New data shows that 1.2 million additional NHS patients are currently eligible for vital medicines but are missing out. The need for maximum innovation in the health and life sciences sector grows.
Data by PwC for the Association of the British Pharmaceutical Industry (ABPI) highlights the potential benefits of increased investment in clinically and cost-effective new medicines to patients, society and the economy.
The research reveals how the improved use of 13 medicines across four treatment areas – stroke prevention, kidney disease, asthma and type 2 diabetes – can transform patient care, while adding £5 billion to the UK economy through increased productivity over patients’ lifetimes.
The data shows that an estimated 1.2 million additional NHS patients are currently eligible for these medicines but are missing out on them.
Extending the use of these medicines would provide patients with over 429,000 additional years living in good health (QALYs), while £17.9bn in productivity gains is expected to accrue within the UK economy.

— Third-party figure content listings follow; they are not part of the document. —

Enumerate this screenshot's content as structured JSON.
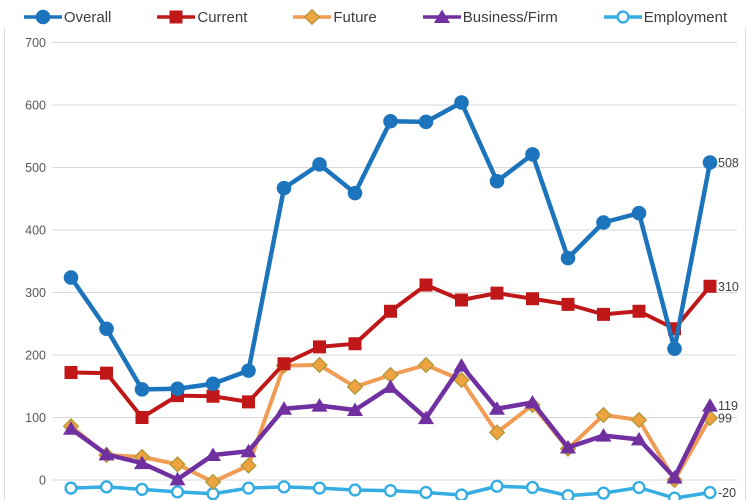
{
  "chart_data": {
    "type": "line",
    "title": "",
    "legend_position": "top",
    "grid": true,
    "gridline_color": "#D9D9D9",
    "axis_label_color": "#595959",
    "data_label_color": "#3F3F3F",
    "y_ticks": [
      700,
      600,
      500,
      400,
      300,
      200,
      100,
      0
    ],
    "ylim_visible": [
      -30,
      700
    ],
    "x_axis_labels_visible": false,
    "x": [
      1,
      2,
      3,
      4,
      5,
      6,
      7,
      8,
      9,
      10,
      11,
      12,
      13,
      14,
      15,
      16,
      17,
      18,
      19
    ],
    "series": [
      {
        "name": "Overall",
        "marker": "circle",
        "color": "#1B74BC",
        "end_label": "508",
        "values": [
          324,
          242,
          145,
          146,
          154,
          175,
          467,
          505,
          459,
          574,
          573,
          604,
          478,
          521,
          355,
          412,
          427,
          210,
          508
        ]
      },
      {
        "name": "Current",
        "marker": "square",
        "color": "#C01818",
        "end_label": "310",
        "values": [
          172,
          171,
          100,
          135,
          134,
          125,
          186,
          213,
          218,
          270,
          312,
          288,
          299,
          290,
          281,
          265,
          270,
          242,
          310
        ]
      },
      {
        "name": "Future",
        "marker": "diamond",
        "color": "#F09C55",
        "marker_fill": "#EDA33F",
        "marker_stroke": "#B59A3B",
        "end_label": "99",
        "values": [
          86,
          40,
          37,
          25,
          -3,
          23,
          183,
          184,
          149,
          168,
          184,
          160,
          76,
          120,
          50,
          104,
          96,
          0,
          99
        ]
      },
      {
        "name": "Business/Firm",
        "marker": "triangle",
        "color": "#7030A0",
        "end_label": "119",
        "values": [
          82,
          41,
          27,
          1,
          40,
          46,
          114,
          119,
          112,
          149,
          99,
          183,
          114,
          124,
          52,
          71,
          65,
          4,
          119
        ]
      },
      {
        "name": "Employment",
        "marker": "open-circle",
        "color": "#35ADE3",
        "end_label": "-20",
        "values": [
          -13,
          -11,
          -15,
          -19,
          -22,
          -13,
          -11,
          -13,
          -16,
          -17,
          -20,
          -24,
          -10,
          -12,
          -25,
          -21,
          -12,
          -29,
          -20
        ]
      }
    ]
  }
}
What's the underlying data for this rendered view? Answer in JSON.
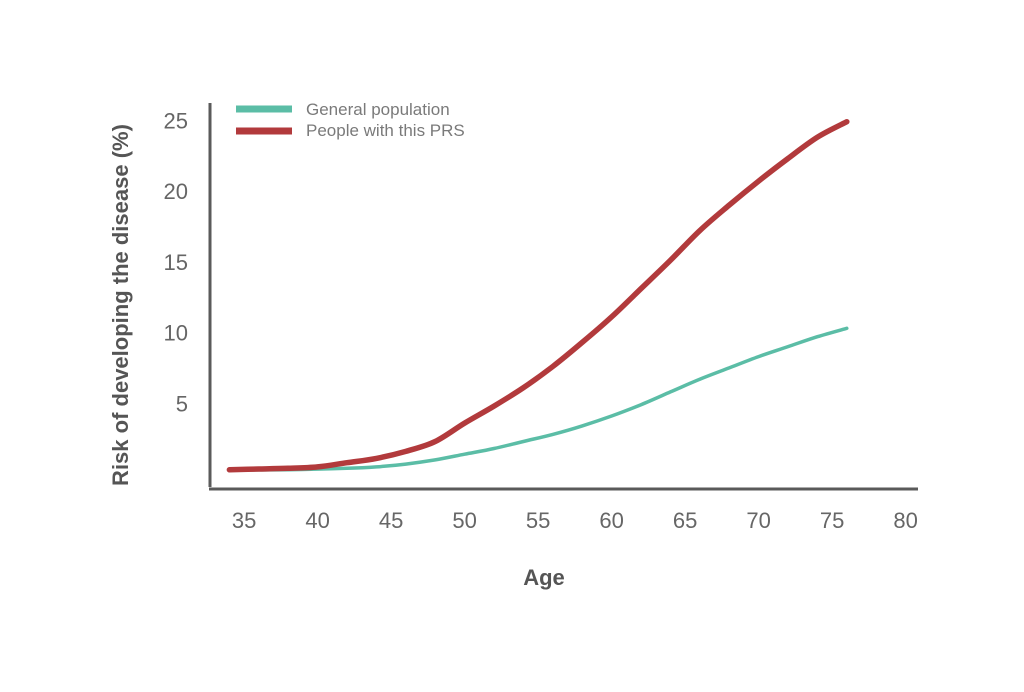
{
  "chart_data": {
    "type": "line",
    "xlabel": "Age",
    "ylabel": "Risk of developing the disease (%)",
    "xlim": [
      32,
      80
    ],
    "ylim": [
      0,
      26
    ],
    "x_ticks": [
      35,
      40,
      45,
      50,
      55,
      60,
      65,
      70,
      75,
      80
    ],
    "y_ticks": [
      5,
      10,
      15,
      20,
      25
    ],
    "grid": false,
    "legend_position": "top-left",
    "series": [
      {
        "name": "General population",
        "color": "#5bbda6",
        "x": [
          34,
          38,
          42,
          44,
          46,
          48,
          50,
          52,
          54,
          56,
          58,
          60,
          62,
          64,
          66,
          68,
          70,
          72,
          74,
          76
        ],
        "y": [
          0.3,
          0.3,
          0.4,
          0.5,
          0.7,
          1.0,
          1.4,
          1.8,
          2.3,
          2.8,
          3.4,
          4.1,
          4.9,
          5.8,
          6.7,
          7.5,
          8.3,
          9.0,
          9.7,
          10.3
        ]
      },
      {
        "name": "People with this PRS",
        "color": "#b23a3c",
        "x": [
          34,
          36,
          38,
          40,
          42,
          44,
          46,
          48,
          50,
          52,
          54,
          56,
          58,
          60,
          62,
          64,
          66,
          68,
          70,
          72,
          74,
          76
        ],
        "y": [
          0.3,
          0.35,
          0.4,
          0.5,
          0.8,
          1.1,
          1.6,
          2.3,
          3.6,
          4.8,
          6.1,
          7.6,
          9.3,
          11.1,
          13.1,
          15.1,
          17.2,
          19.0,
          20.7,
          22.3,
          23.8,
          24.9
        ]
      }
    ]
  }
}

Richard Torbett, CEO of ABPI, commented:
“The pandemic has starkly highlighted the relationship between the health of the population and the health of the economy. Medicines and vaccines are playing a vital role in getting us all back to work.

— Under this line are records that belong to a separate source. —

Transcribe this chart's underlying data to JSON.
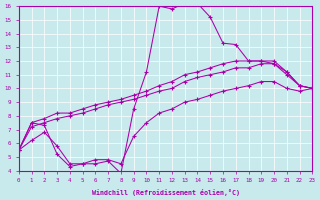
{
  "bg_color": "#c8eaec",
  "line_color": "#aa00aa",
  "xlim": [
    0,
    23
  ],
  "ylim": [
    4,
    16
  ],
  "xticks": [
    0,
    1,
    2,
    3,
    4,
    5,
    6,
    7,
    8,
    9,
    10,
    11,
    12,
    13,
    14,
    15,
    16,
    17,
    18,
    19,
    20,
    21,
    22,
    23
  ],
  "yticks": [
    4,
    5,
    6,
    7,
    8,
    9,
    10,
    11,
    12,
    13,
    14,
    15,
    16
  ],
  "xlabel": "Windchill (Refroidissement éolien,°C)",
  "lines": [
    {
      "x": [
        0,
        1,
        2,
        3,
        4,
        5,
        6,
        7,
        8,
        9,
        10,
        11,
        12,
        13,
        14,
        15,
        16,
        17,
        18,
        19,
        20,
        21,
        22,
        23
      ],
      "y": [
        5.5,
        7.5,
        7.3,
        5.2,
        4.3,
        4.5,
        4.5,
        4.7,
        3.8,
        8.5,
        11.2,
        16.0,
        15.8,
        16.2,
        16.2,
        15.2,
        13.3,
        13.2,
        12.0,
        12.0,
        11.8,
        11.2,
        10.2,
        10.0
      ]
    },
    {
      "x": [
        0,
        1,
        2,
        3,
        4,
        5,
        6,
        7,
        8,
        9,
        10,
        11,
        12,
        13,
        14,
        15,
        16,
        17,
        18,
        19,
        20,
        21,
        22,
        23
      ],
      "y": [
        5.5,
        7.5,
        7.8,
        8.2,
        8.2,
        8.5,
        8.8,
        9.0,
        9.2,
        9.5,
        9.8,
        10.2,
        10.5,
        11.0,
        11.2,
        11.5,
        11.8,
        12.0,
        12.0,
        12.0,
        12.0,
        11.2,
        10.2,
        10.0
      ]
    },
    {
      "x": [
        0,
        1,
        2,
        3,
        4,
        5,
        6,
        7,
        8,
        9,
        10,
        11,
        12,
        13,
        14,
        15,
        16,
        17,
        18,
        19,
        20,
        21,
        22,
        23
      ],
      "y": [
        5.5,
        7.2,
        7.5,
        7.8,
        8.0,
        8.2,
        8.5,
        8.8,
        9.0,
        9.2,
        9.5,
        9.8,
        10.0,
        10.5,
        10.8,
        11.0,
        11.2,
        11.5,
        11.5,
        11.8,
        11.8,
        11.0,
        10.2,
        10.0
      ]
    },
    {
      "x": [
        0,
        1,
        2,
        3,
        4,
        5,
        6,
        7,
        8,
        9,
        10,
        11,
        12,
        13,
        14,
        15,
        16,
        17,
        18,
        19,
        20,
        21,
        22,
        23
      ],
      "y": [
        5.5,
        6.2,
        6.8,
        5.8,
        4.5,
        4.5,
        4.8,
        4.8,
        4.5,
        6.5,
        7.5,
        8.2,
        8.5,
        9.0,
        9.2,
        9.5,
        9.8,
        10.0,
        10.2,
        10.5,
        10.5,
        10.0,
        9.8,
        10.0
      ]
    }
  ]
}
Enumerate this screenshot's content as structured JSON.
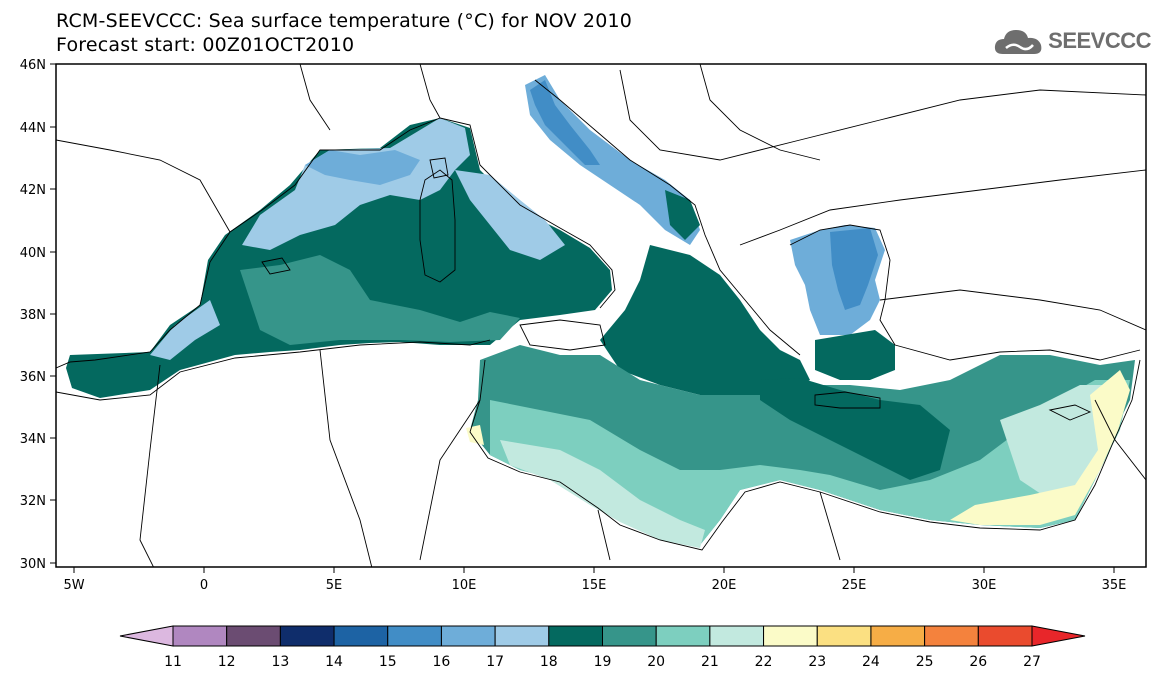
{
  "title_line1": "RCM-SEEVCCC: Sea surface temperature (°C) for NOV 2010",
  "title_line2": "Forecast start: 00Z01OCT2010",
  "logo": {
    "text": "SEEVCCC",
    "icon": "cloud-icon"
  },
  "map": {
    "lat_ticks": [
      "46N",
      "44N",
      "42N",
      "40N",
      "38N",
      "36N",
      "34N",
      "32N",
      "30N"
    ],
    "lon_ticks": [
      "5W",
      "0",
      "5E",
      "10E",
      "15E",
      "20E",
      "25E",
      "30E",
      "35E"
    ]
  },
  "colorbar": {
    "labels": [
      "11",
      "12",
      "13",
      "14",
      "15",
      "16",
      "17",
      "18",
      "19",
      "20",
      "21",
      "22",
      "23",
      "24",
      "25",
      "26",
      "27"
    ],
    "under_color": "#dcb8e0",
    "over_color": "#e8262a",
    "colors": [
      "#b087c0",
      "#6b4c72",
      "#0f2d6b",
      "#1d63a4",
      "#418dc6",
      "#6eadd9",
      "#9fcbe7",
      "#04695f",
      "#36958a",
      "#7dcfbf",
      "#c2e9df",
      "#fbfbc8",
      "#fbe082",
      "#f6ad46",
      "#f4823d",
      "#ea4b2e"
    ]
  }
}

“This report shows how we can use the experience from COVID-19 to prevent and treat other diseases which create a drag on the economy. The evidence is clear; providing patients with the medicines they are eligible for will help people live longer, healthier lives, while growing the economy and increasing tax receipts for the government.
“Investment in medicines is already creating more efficient and effective health services in countries around the world, resulting in better health outcomes and improved survival rates. We should be striving for the same,” he added.
The UK clearly has the potential to be a world leader in life sciences if innovation is used to drive the sector. The coronavirus pandemic showed how public health outcomes can be rapidly improved through innovative practices and alignment of stakeholders. The NHS Innovation and Life Sciences Commission is seeking to produce implementable solutions to allow the UK to achieve this.
The data published by PwC shows the detrimental impact on patients when the UK continues to perform below its potential in life sciences. Increased investment into the development of treatments and establishing innovation across the board would help millions across the UK – improving health outcomes and reducing socio-economic and ethnic health inequalities.
As time goes on, the UK will see if the brief period of alignment and innovation is an anomaly or something to be built upon. What is clear, however, is the Government has a responsibility to millions of patients who are waiting on the sector to improve and achieve its potential.